ドイツに来て3年、ここ数週間は学んだことを言葉にしようと自分と戦う日々を過ごしてきました。日本の人に伝えたい日独の違いは色々あるのですが、一番大きい違いは”消費”の考え方についてです。

消費するほど良い生活が送れるのか?

日本は政治の重要課題(=国の重要課題)はとにもかくにも景気対策と言われることが多いですね。人々は国から「消費しましょう!」というメッセージを受け続けています。テレビ、電車、駅、スーパー、コンビニ、家電量販店、街は「通りがかる人をもっと消費させよう、欲しい気持ちにさせよう」という日本人の仕事の成果であふれています。

ただ自分の経験から言えば正直なところ、就職して稼ぐようになってからは、着るもの食べるものは足りているし、家電は揃っているし、外食だって満足にしているし、、と、新たに出費する目的が特に浮かばない毎日でした。思い切って高いロボット掃除機を買ってみても、一人暮らしの部屋が狭すぎて有効に使えずガッカリしたりして。

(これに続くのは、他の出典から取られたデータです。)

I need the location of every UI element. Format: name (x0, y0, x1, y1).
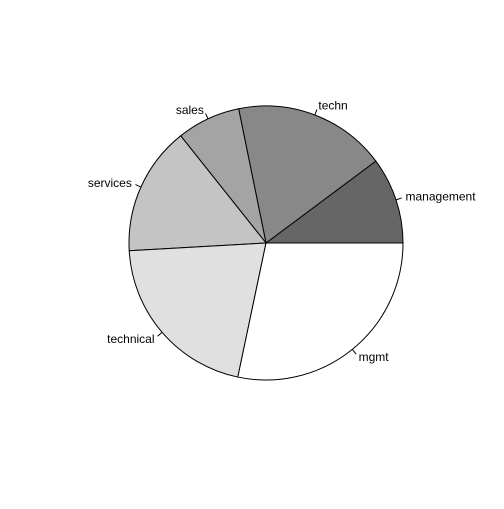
slice-label-techn: techn (318, 99, 347, 113)
pie-slice-management (264, 160, 404, 244)
label-tick-technical (157, 331, 163, 337)
slice-label-sales: sales (176, 103, 204, 117)
slice-label-management: management (406, 190, 477, 204)
label-tick-techn (314, 109, 318, 116)
label-tick-management (395, 197, 402, 201)
pie-slice-mgmt (237, 242, 404, 381)
pie-slices (128, 105, 404, 381)
label-tick-mgmt (351, 349, 357, 355)
slice-label-mgmt: mgmt (359, 350, 390, 364)
pie-slice-techn (238, 105, 377, 244)
pie-slice-technical (128, 242, 267, 378)
label-tick-services (135, 184, 142, 188)
label-ticks (135, 109, 402, 355)
slice-label-technical: technical (107, 332, 154, 346)
slice-label-services: services (88, 176, 132, 190)
slice-labels: management techn sales services technical mgm… (88, 99, 476, 364)
label-tick-sales (205, 113, 209, 120)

。


まるで、お腹がいっぱいなのに、「もっと食え!食え!」と言われ続けているような気分でした。

日曜日にショッピングができない人生?!

私が3年前初めてドイツに来て驚いたのが日曜日にほとんどのお店が閉まること。休店法という法律でお店の営業が禁止されているため、レストランやガソリンスタンドなど一部の業種を除く一般小売店(スーパーや百貨店も含む)が軒並みお休み。宅配便も来ません。
もともとキリスト教の教えで日曜日を安息日としたことが起源になっているそうですが、時が流れ様々な変化を経た2020年の今でさえ、厳格にルールが守られお店が閉められているという事実に衝撃を受けました。

ドイツ(Germany)のGDPは日本に次ぐ世界第四位です。上記のチャートを見ると日本との差はそれほど大きくないのがわかります。
でも実は人口は日本の2/3程度しかいません。さらに国民が主に消費に費やせる時間(週末)の1/2を営業禁止にしているのです。
ドイツに住む人はむしろ日曜日には隣国オランダやベルギーで買い物をしたり、夏休みには海外に旅行にいくことを生きがいにしている人も多く、稼いだ多くのお金を国外に落としています。

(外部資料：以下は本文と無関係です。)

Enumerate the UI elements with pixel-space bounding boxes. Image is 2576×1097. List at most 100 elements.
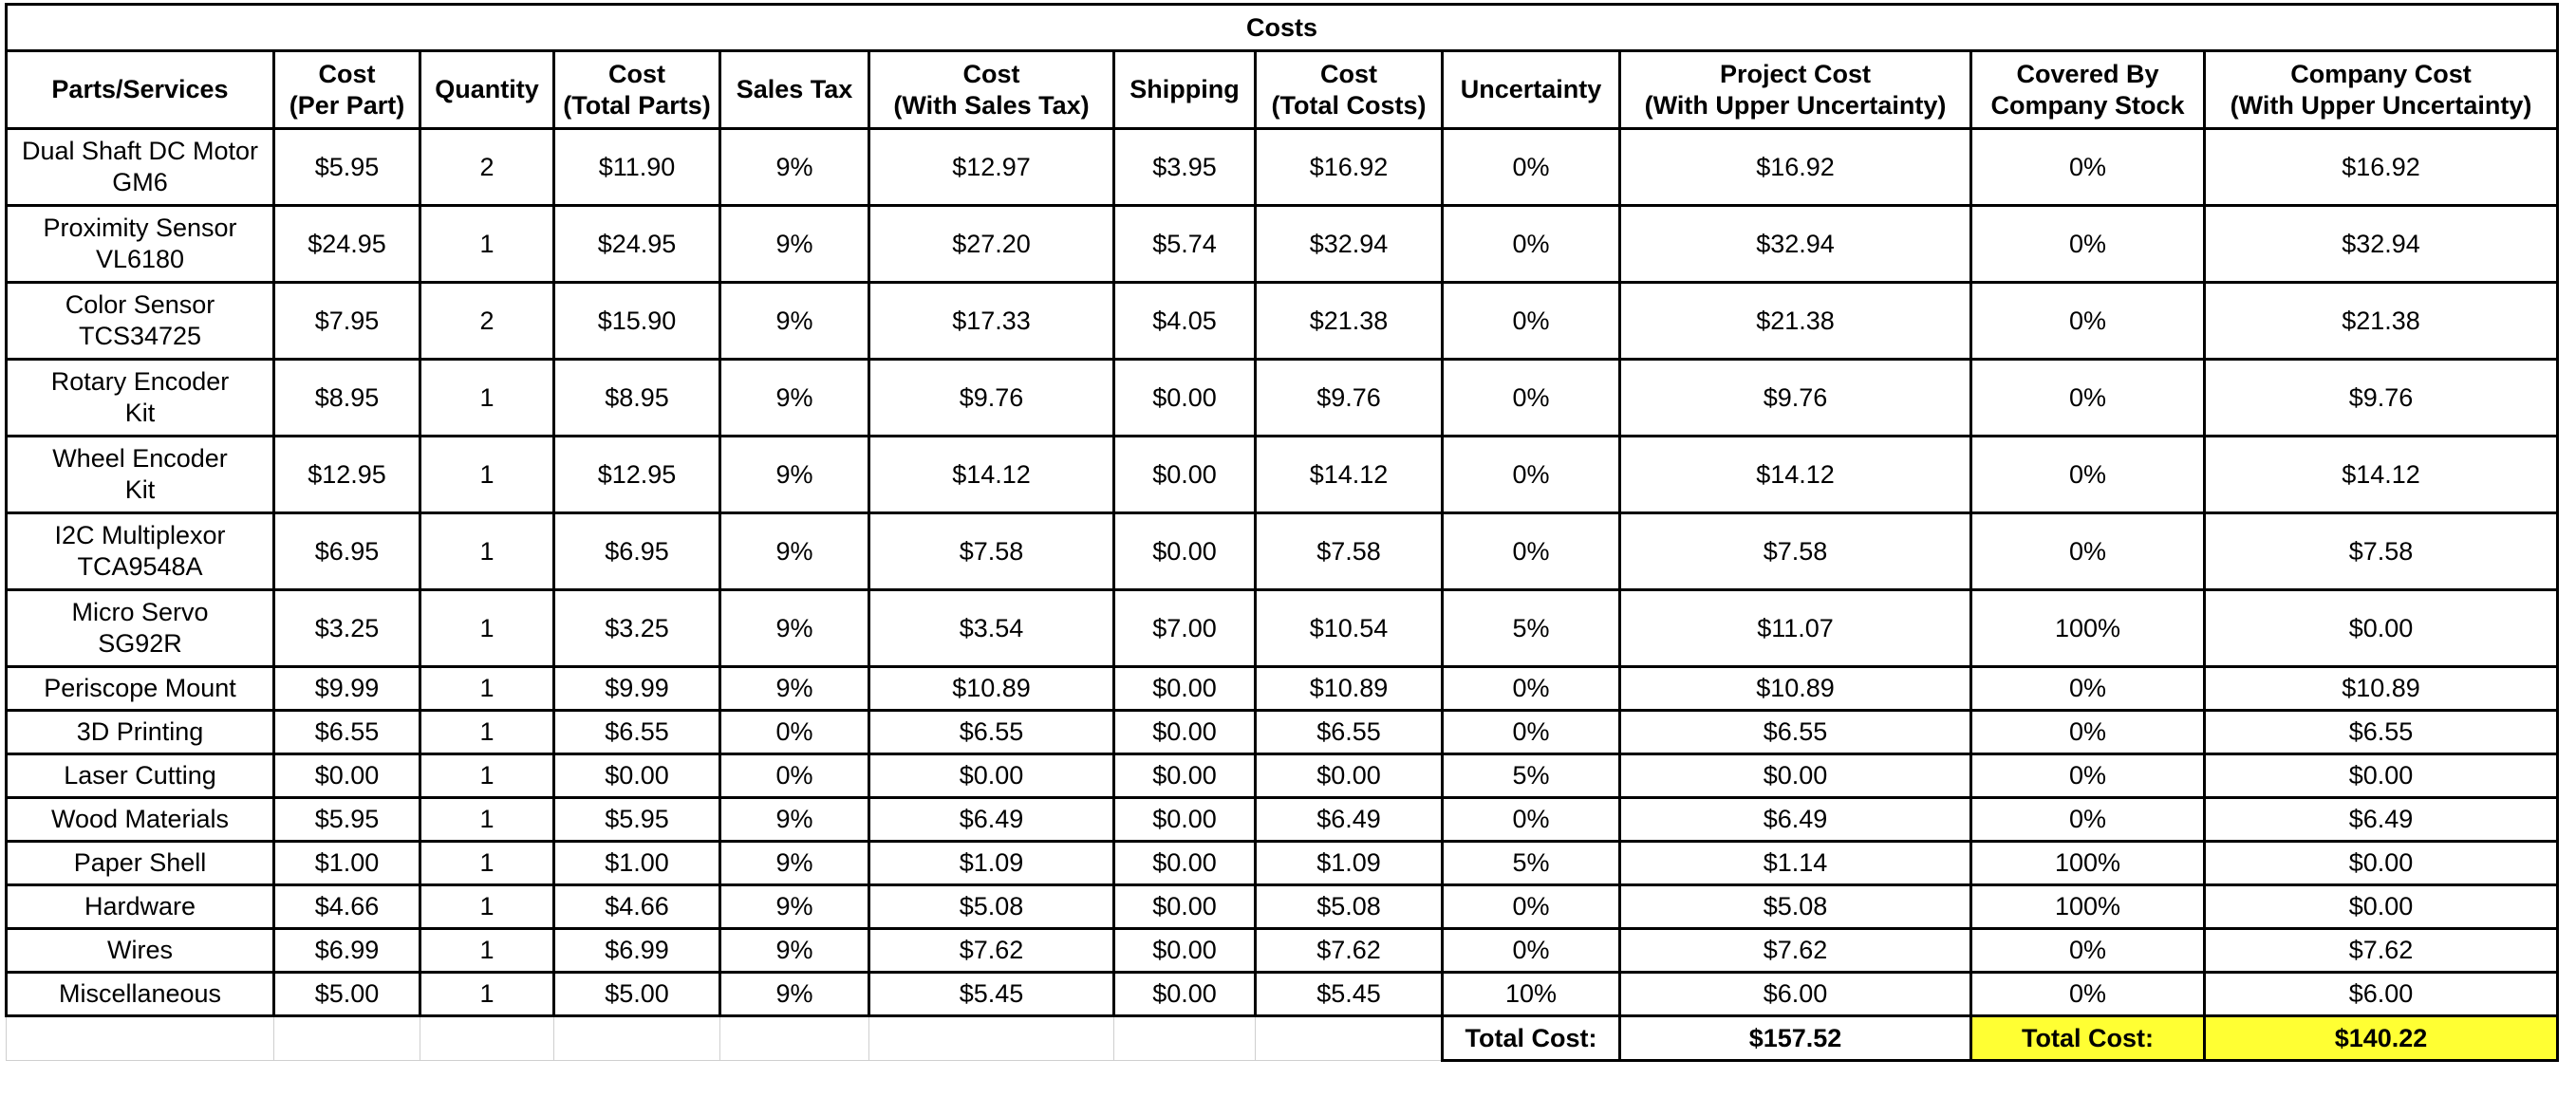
cost-total-parts-cell: $0.00 bbox=[552, 753, 721, 799]
part-name-cell: 3D Printing bbox=[5, 709, 275, 755]
totals-row: Total Cost: $157.52 Total Cost: $140.22 bbox=[6, 1014, 2559, 1062]
cell-text-line: Kit bbox=[124, 399, 156, 427]
cost-per-part-cell: $1.00 bbox=[272, 840, 421, 886]
company-cost-cell: $0.00 bbox=[2203, 840, 2559, 886]
company-cost-cell: $16.92 bbox=[2203, 127, 2559, 207]
cost-per-part-cell: $8.95 bbox=[272, 358, 421, 437]
table-row: Wires $6.99 1 $6.99 9% $7.62 $0.00 $7.62 0% $7.62… bbox=[5, 927, 2559, 974]
table-row: Wood Materials $5.95 1 $5.95 9% $6.49 $0.00 $6.… bbox=[5, 796, 2559, 843]
cost-total-costs-cell: $7.58 bbox=[1254, 511, 1444, 591]
quantity-cell: 1 bbox=[419, 840, 555, 886]
cell-text-line: Hardware bbox=[84, 892, 196, 920]
quantity-cell: 1 bbox=[419, 511, 555, 591]
covered-by-company-stock-cell: 0% bbox=[1969, 796, 2206, 843]
cell-text-line: Sales Tax bbox=[736, 75, 853, 103]
cell-text-line: Cost bbox=[318, 59, 376, 88]
part-name-cell: Paper Shell bbox=[5, 840, 275, 886]
cell-text-line: Company Cost bbox=[2290, 59, 2472, 88]
sales-tax-cell: 9% bbox=[719, 281, 870, 361]
part-name-cell: I2C Multiplexor TCA9548A bbox=[5, 511, 275, 591]
company-cost-cell: $21.38 bbox=[2203, 281, 2559, 361]
cell-text-line: (Per Part) bbox=[289, 90, 405, 120]
covered-by-company-stock-cell: 0% bbox=[1969, 665, 2206, 712]
uncertainty-cell: 5% bbox=[1441, 588, 1621, 668]
quantity-cell: 1 bbox=[419, 588, 555, 668]
empty-cell bbox=[1113, 1015, 1256, 1061]
project-cost-cell: $5.08 bbox=[1618, 883, 1972, 930]
cell-text-line: Cost bbox=[608, 59, 665, 88]
shipping-cell: $0.00 bbox=[1112, 971, 1257, 1017]
company-cost-cell: $14.12 bbox=[2203, 435, 2559, 514]
cell-text-line: Cost bbox=[1320, 59, 1377, 88]
table-row: Dual Shaft DC Motor GM6 $5.95 2 $11.90 9% $12.… bbox=[5, 127, 2559, 207]
cell-text-line: GM6 bbox=[112, 168, 168, 196]
company-total-label: Total Cost: bbox=[1969, 1014, 2206, 1062]
uncertainty-cell: 0% bbox=[1441, 281, 1621, 361]
part-name-cell: Hardware bbox=[5, 883, 275, 930]
covered-by-company-stock-cell: 100% bbox=[1969, 883, 2206, 930]
sales-tax-cell: 0% bbox=[719, 709, 870, 755]
uncertainty-cell: 0% bbox=[1441, 358, 1621, 437]
table-row: Hardware $4.66 1 $4.66 9% $5.08 $0.00 $5.08 0% $5… bbox=[5, 883, 2559, 930]
cell-text-line: Color Sensor bbox=[65, 290, 215, 319]
uncertainty-cell: 0% bbox=[1441, 511, 1621, 591]
empty-cell bbox=[273, 1015, 420, 1061]
uncertainty-cell: 0% bbox=[1441, 204, 1621, 284]
quantity-cell: 1 bbox=[419, 753, 555, 799]
part-name-cell: Wood Materials bbox=[5, 796, 275, 843]
cost-total-costs-cell: $16.92 bbox=[1254, 127, 1444, 207]
empty-cell bbox=[6, 1015, 274, 1061]
project-cost-cell: $14.12 bbox=[1618, 435, 1972, 514]
uncertainty-cell: 0% bbox=[1441, 127, 1621, 207]
sales-tax-cell: 9% bbox=[719, 840, 870, 886]
header-cost-total-parts: Cost (Total Parts) bbox=[552, 49, 721, 130]
uncertainty-cell: 0% bbox=[1441, 927, 1621, 974]
header-company-cost: Company Cost (With Upper Uncertainty) bbox=[2203, 49, 2559, 130]
project-cost-cell: $11.07 bbox=[1618, 588, 1972, 668]
header-cost-total-costs: Cost (Total Costs) bbox=[1254, 49, 1444, 130]
header-shipping: Shipping bbox=[1112, 49, 1257, 130]
shipping-cell: $4.05 bbox=[1112, 281, 1257, 361]
cell-text-line: (With Sales Tax) bbox=[893, 90, 1090, 120]
cell-text-line: Micro Servo bbox=[71, 598, 209, 626]
cost-total-costs-cell: $5.08 bbox=[1254, 883, 1444, 930]
shipping-cell: $0.00 bbox=[1112, 665, 1257, 712]
cell-text-line: Company Stock bbox=[1990, 90, 2185, 120]
cell-text-line: Wires bbox=[107, 936, 173, 964]
table-row: Micro Servo SG92R $3.25 1 $3.25 9% $3.54 $7.00 $… bbox=[5, 588, 2559, 668]
cost-per-part-cell: $24.95 bbox=[272, 204, 421, 284]
cost-per-part-cell: $5.95 bbox=[272, 127, 421, 207]
sales-tax-cell: 9% bbox=[719, 883, 870, 930]
project-cost-cell: $6.00 bbox=[1618, 971, 1972, 1017]
company-cost-cell: $7.62 bbox=[2203, 927, 2559, 974]
company-cost-cell: $0.00 bbox=[2203, 753, 2559, 799]
part-name-cell: Wires bbox=[5, 927, 275, 974]
project-cost-cell: $7.62 bbox=[1618, 927, 1972, 974]
cost-total-parts-cell: $9.99 bbox=[552, 665, 721, 712]
empty-cell bbox=[420, 1015, 554, 1061]
cost-total-parts-cell: $3.25 bbox=[552, 588, 721, 668]
sales-tax-cell: 9% bbox=[719, 665, 870, 712]
cost-total-parts-cell: $6.99 bbox=[552, 927, 721, 974]
header-sales-tax: Sales Tax bbox=[719, 49, 870, 130]
company-cost-cell: $6.49 bbox=[2203, 796, 2559, 843]
sales-tax-cell: 9% bbox=[719, 588, 870, 668]
cost-total-costs-cell: $6.55 bbox=[1254, 709, 1444, 755]
quantity-cell: 1 bbox=[419, 796, 555, 843]
cost-with-sales-tax-cell: $10.89 bbox=[868, 665, 1115, 712]
cell-text-line: I2C Multiplexor bbox=[54, 521, 226, 549]
table-row: Proximity Sensor VL6180 $24.95 1 $24.95 9% $27… bbox=[5, 204, 2559, 284]
empty-cell bbox=[1255, 1015, 1443, 1061]
cost-with-sales-tax-cell: $7.58 bbox=[868, 511, 1115, 591]
cell-text-line: Wood Materials bbox=[50, 805, 230, 833]
shipping-cell: $0.00 bbox=[1112, 511, 1257, 591]
cell-text-line: VL6180 bbox=[95, 245, 185, 273]
shipping-cell: $3.95 bbox=[1112, 127, 1257, 207]
sales-tax-cell: 9% bbox=[719, 796, 870, 843]
cost-with-sales-tax-cell: $1.09 bbox=[868, 840, 1115, 886]
cost-with-sales-tax-cell: $3.54 bbox=[868, 588, 1115, 668]
uncertainty-cell: 0% bbox=[1441, 709, 1621, 755]
cost-per-part-cell: $3.25 bbox=[272, 588, 421, 668]
covered-by-company-stock-cell: 0% bbox=[1969, 753, 2206, 799]
covered-by-company-stock-cell: 0% bbox=[1969, 971, 2206, 1017]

ドイツの経済は国内消費に頼っていないのです。実際にデータを見ても、日本は貿易収支が赤字化する中、ドイツは貿易収支の大幅な黒字と大きく分かれています。外国でお金を稼いでいるので、国内の消費者に血眼になって消費を乞う必要がないのです。

ニュースを見ても、「消費せよ!」「景気刺激策だ!」といったメッセージは聞こえてきません。主なトピックは、外交、EU政策、環境政策、移民政策、今はコロナ対策といったものです。

消費は自分が必要な分するだけであって、人に言われてしたくなるものではありません。日本ではその感覚と逆のことをトップの人物が言い続けていたことで、生真面目なわたしにとっては努力すべき方向性に混乱が生じ、閉塞感につながっていたのだと気づきました。

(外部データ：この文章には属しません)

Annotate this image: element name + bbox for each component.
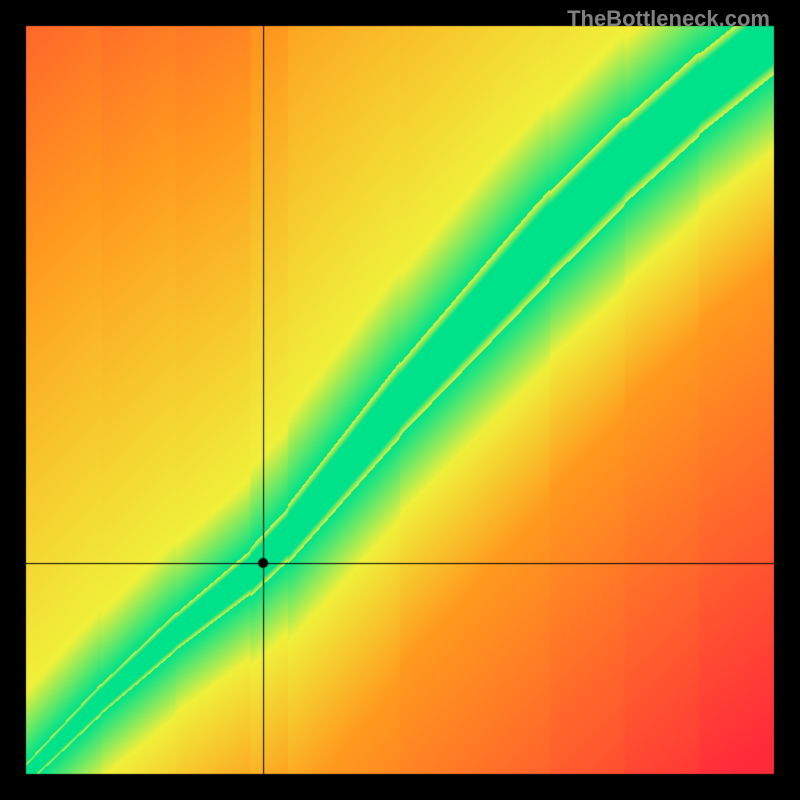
bottleneck-heatmap	[0, 0, 800, 800]
watermark-text: TheBottleneck.com	[567, 6, 770, 32]
chart-container: TheBottleneck.com	[0, 0, 800, 800]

ドイツ人は消費しないことに慣れていて、カフェも何もない森を散歩したり、太陽の下で日がな一日寝そべったり、何もしない時間を美しく過ごすということに長けています。身体を鍛えることが大好きで、若々しくて筋肉隆々のインテリ富裕層がいっぱいいます。わたしもあんな風になりたいなぁと思うようなひとが近所にたくさんいます。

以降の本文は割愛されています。